Das gelang ihr auch, aber zwischendurch kehrten ihre Erinnerungen zu den heftigen Gesichtsbesamungen zurück. Besonders hatte es ihr eine kleine Blondine angetan, die sehr unschuldig wirkte. Die Kleine hatte direkt von fünf Kerlen die Visage verziert bekommen. Also passierte, was passieren musste. Zuhause war die Geilheit wieder da. Helena suchte nach der Blondine und fand einige Gangbang Szenen mit ihr. Als sie die erste anklickte, war diese in schwarzer Spitzenunterwäsche und tollen silbernen High Heels mit hohen Absätzen zu sehen. Helena hatte ein ähnliches Paar im Schrank. Sie pausierte das Video und suchte die Schuhe heraus. Viele Riemchen schlangen sich um ihre Füße. Jetzt suche ich mir ein tolles Kleid raus und dann besorge ich es mir so lange, bis Jonas nach Hause kommt, dachte sie und ging ins Schlafzimmer an ihren Kleiderschrank. Die Auswahl war groß. Da Helena schicke Kleider liebte, hatte sie eine Menge davon gebraucht gekauft und in ihren Schrank gehängt. Da es nicht viele Möglichkeiten zum Tragen davon gab, war Helena froh, wenn eine Feier anstand, sie mit ihren Freundinnen schicke Mädelsabende machte oder wenn sie sich von Jonas darin vögeln ließ. Denn der stand voll darauf, wenn sie sich schick machte.
Lange überlegte sie, was sie anziehen sollte, dann entschied sie sich für ein bodenlanges, figurbetones Satinkleid in teal. Es hatte dünne Spaghettiträger, die in einem tiefen V-Auschnitt und einem Ring zwischen ihren Brüsten endeten. Ihre weiblichen Rundungen waren perfekt betont. Schon vorm Spiegel wurde Helena wieder feucht. Schnell ging sie zurück an ihren Schreibtisch und startete das Video. Die kleine Blondine wurde in dem Video von fünf Kerlen durchgevögelt. Ihre Pussy wurde allerdings nicht gefüllt, sondern nur ihr erstaunlich dehnbares Arschloch, das zuerst einen, dann sogar zwei Schwänze in sich aufnahm. Helena starrte gebannt auf den Bildschirm. Ihre Füße hatte sie auf die Schreibtischkante gestellt und masturbierte nun mit gespreizten Beinen. Sie stöhnte im Einklang mit der Hauptdarstellerin. Ein bisschen neidisch war sie schon, denn während sie alleine klar kommen musste, hatte die Süße auf dem Bildschirm so viele Schwänze, die es ihr besorgten und die ihr das Maul zwischendurch stopften.

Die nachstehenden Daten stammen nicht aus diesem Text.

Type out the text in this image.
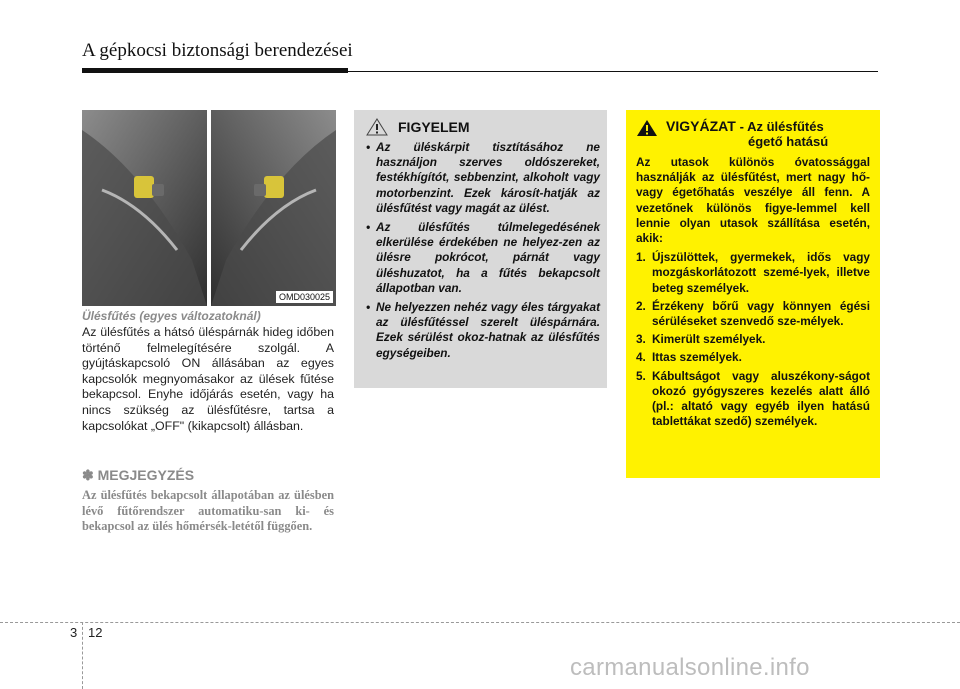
A gépkocsi biztonsági berendezései
OMD030025
Ülésfűtés (egyes változatoknál)
Az ülésfűtés a hátsó üléspárnák hideg időben történő felmelegítésére szolgál. A gyújtáskapcsoló ON állásában az egyes kapcsolók megnyomásakor az ülések fűtése bekapcsol. Enyhe időjárás esetén, vagy ha nincs szükség az ülésfűtésre, tartsa a kapcsolókat „OFF" (kikapcsolt) állásban.
✽ MEGJEGYZÉS
Az ülésfűtés bekapcsolt állapotában az ülésben lévő fűtőrendszer automatiku-san ki- és bekapcsol az ülés hőmérsék-letétől függően.
FIGYELEM
• Az üléskárpit tisztításához ne használjon szerves oldószereket, festékhígítót, sebbenzint, alkoholt vagy motorbenzint. Ezek károsít-hatják az ülésfűtést vagy magát az ülést.
• Az ülésfűtés túlmelegedésének elkerülése érdekében ne helyez-zen az ülésre pokrócot, párnát vagy üléshuzatot, ha a fűtés bekapcsolt állapotban van.
• Ne helyezzen nehéz vagy éles tárgyakat az ülésfűtéssel szerelt üléspárnára. Ezek sérülést okoz-hatnak az ülésfűtés egységeiben.
VIGYÁZAT - Az ülésfűtés
égető hatású
Az utasok különös óvatossággal használják az ülésfűtést, mert nagy hő- vagy égetőhatás veszélye áll fenn. A vezetőnek különös figye-lemmel kell lennie olyan utasok szállítása esetén, akik:
1. Újszülöttek, gyermekek, idős vagy mozgáskorlátozott szemé-lyek, illetve beteg személyek.
2. Érzékeny bőrű vagy könnyen égési sérüléseket szenvedő sze-mélyek.
3. Kimerült személyek.
4. Ittas személyek.
5. Kábultságot vagy aluszékony-ságot okozó gyógyszeres kezelés alatt álló (pl.: altató vagy egyéb ilyen hatású tablettákat szedő) személyek.
3 12
carmanualsonline.info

Helena genoss trotzdem jede Minute. Als der Kleinen im Film auf einmal drei Schwänze gleichzeitig im Arsch steckten, wäre nicht nur ihr, sondern auch Helena beinahe die Luft weggeblieben. Helena wusste nicht einmal, dass das anatomisch überhaupt möglich war, aber es machte sie tierisch geil, wie die Blonde lustvoll stöhnte. Sie hatte keine Ahnung, wie oft sie mittlerweile gekommen war, aber ihre Pussy war immer noch gierig, am liebsten nach dem mächtigen Schwanz ihres Nachbarn. Grade als die fünf männlichen Darsteller, alle in den Mund der weiblichen Darstellerin abgespritzt hatten, nahm Helena eine Bewegung in Jonas Einfahrt war. Schnell schnappte sie sich ihr Handy und rief ihn an. Als er ranging, rief sie nur: „Komm sofort zu mir. Ich brauche jetzt sofort deinen Schwanz.“ Damit hatte sie auch schon aufgelegt und eilte zur Tür. Dass das enge Kleid immer noch oberhalb ihrer Hüften hing, fiel ihr gar nicht auf. Erst als Jonas vor ihr stand wurde ihr das bewusst. Aber es störte beide nicht im Geringsten. Schnell schloss Jonas die Tür hinter sich. Ein flüchtiger Kuss, schon hatte Helena sich umgedreht, einen Fuß auf ihr Schuhregal gestellt und ihren Po nach hinten gestreckt. Jonas entledigte sich schnell seiner Hose. Sein Prengel war beinahe schon einsatzbereit. Er rieb ihn noch kurz durch Helenas ziemlich feuchte Spalte und drang dann ein. „Los, besorg es mir jetzt!“, befahl Helena und Jonas gehorchte. Die Hände auf ihren Hüften fickte er sie schnell und tief. Nach einer Minute hob er Helenas rechtes Bein an, sodass sie nur noch auf dem linken stand und hämmerte ihr sein Rohr tief ins Fötzchen. Das bescherte ihr endlich den langersehnten Höhepunkt mit einem Schwanz drin.